A fundamental property in any structure is its ability to resist deflection or deformation. We call this rigidity (or stiffness) \(k\).
Rigidity Types
Below are the types of rigidity present in any structure which would depend on the type of internal force:
Flexural
This type measures a structure's resistance to flexural (or bending) loads. It is the product of Young's Modulus \(E\) and the moment of inertia \(I\) of a cross-section.
\(k_f=EI\)
Axial
This type measures a structure's resistance to axial loads. It is the product of Young's Modulus \(E\) and the area \(A\) of a cross-section.
\(k_a=EA\)
Torsional
This type measures a structure's resistance to torsion. It is the product of Shear Modulus \(G\) and the polar moment of inertia \(J\) of a cross-section.
\(k_t=JG\)
Implications
From these different types, we can observe that rigidity is a product of two variables: (1) the inertial properties of the cross-section and (2) the mechanical property of a material.

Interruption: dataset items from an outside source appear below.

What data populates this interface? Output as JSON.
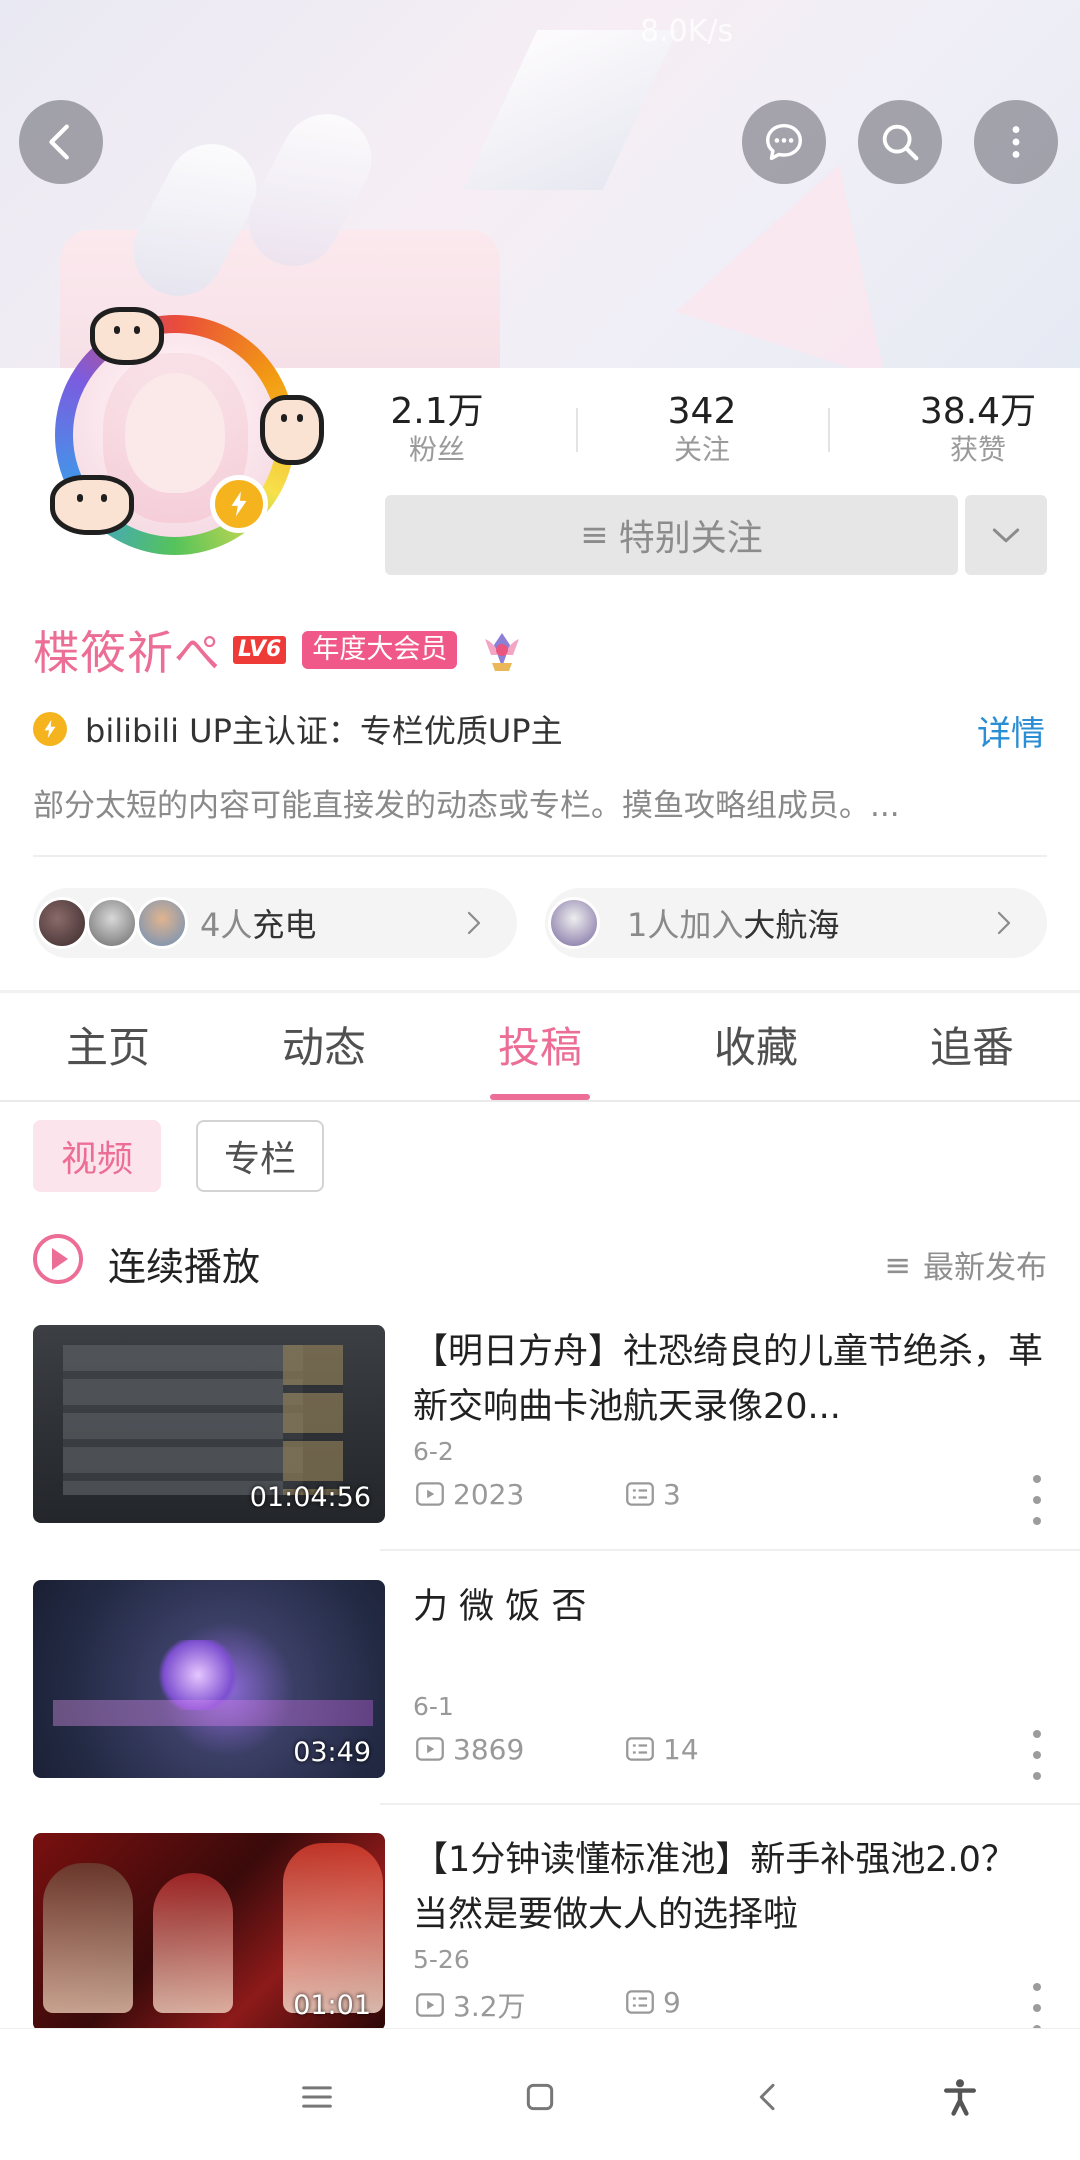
{
  "status_bar": {
    "speed": "8.0K/s"
  },
  "stats": [
    {
      "value": "2.1万",
      "label": "粉丝"
    },
    {
      "value": "342",
      "label": "关注"
    },
    {
      "value": "38.4万",
      "label": "获赞"
    }
  ],
  "follow_button": {
    "label": "特别关注"
  },
  "profile": {
    "name": "楪筱祈ぺ",
    "level": "LV6",
    "vip_badge": "年度大会员",
    "verification": "bilibili UP主认证：专栏优质UP主",
    "detail_link": "详情",
    "bio": "部分太短的内容可能直接发的动态或专栏。摸鱼攻略组成员。..."
  },
  "charge": {
    "count": "4人",
    "label": "充电"
  },
  "fleet": {
    "count": "1人加入",
    "label": "大航海"
  },
  "tabs": [
    "主页",
    "动态",
    "投稿",
    "收藏",
    "追番"
  ],
  "active_tab": "投稿",
  "content_filters": {
    "video": "视频",
    "column": "专栏"
  },
  "playlist": {
    "label": "连续播放",
    "sort": "最新发布"
  },
  "videos": [
    {
      "title": "【明日方舟】社恐绮良的儿童节绝杀，革新交响曲卡池航天录像20...",
      "date": "6-2",
      "duration": "01:04:56",
      "views": "2023",
      "comments": "3"
    },
    {
      "title": "力 微 饭 否",
      "date": "6-1",
      "duration": "03:49",
      "views": "3869",
      "comments": "14"
    },
    {
      "title": "【1分钟读懂标准池】新手补强池2.0？当然是要做大人的选择啦",
      "date": "5-26",
      "duration": "01:01",
      "views": "3.2万",
      "comments": "9"
    }
  ],
  "colors": {
    "accent_pink": "#ec6e96",
    "vip_pink": "#f0588a",
    "level_red": "#ef3b38",
    "link_blue": "#2a8ed4",
    "verify_yellow": "#f5b41e"
  },
  "icons": {
    "top_bar": [
      "back-icon",
      "chat-bubble-icon",
      "search-icon",
      "more-vertical-icon"
    ],
    "nav_bar": [
      "recent-apps-icon",
      "home-icon",
      "back-icon",
      "accessibility-icon"
    ]
  }
}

It implies several things when it comes to the structure's deflection or deformation:
- Rigidity will depend on the cross-section. For example, if we have a tapered beam, the rigidity on its bigger end is more significant than its other end. It means that the smaller end is more prominent to deform or deflect.
- If we want our structure to deform/deflect less, for example, there are two things we can do. First, we may increase its mechanical properties \(E\) or \(G\). It implies that we must find a better material to carry the loads. Second, we may have a larger cross-section. What this does is increase its inertial properties. A bigger \(I\) or \(J\) means the structure will deform less.
Summary
Let's summarize:
A fundamental property in any structure is its ability to resist deflection or deformation. We call this rigidity (or stiffness) \(k\).
There are several types of rigidity: flexural, axial, and torsional. Each rigidity respectively measures resistance with bending, axial, and torsion loads.
Rigidity is a product of two variables: (1) the inertial properties of the cross-section and (2) the mechanical property of a material.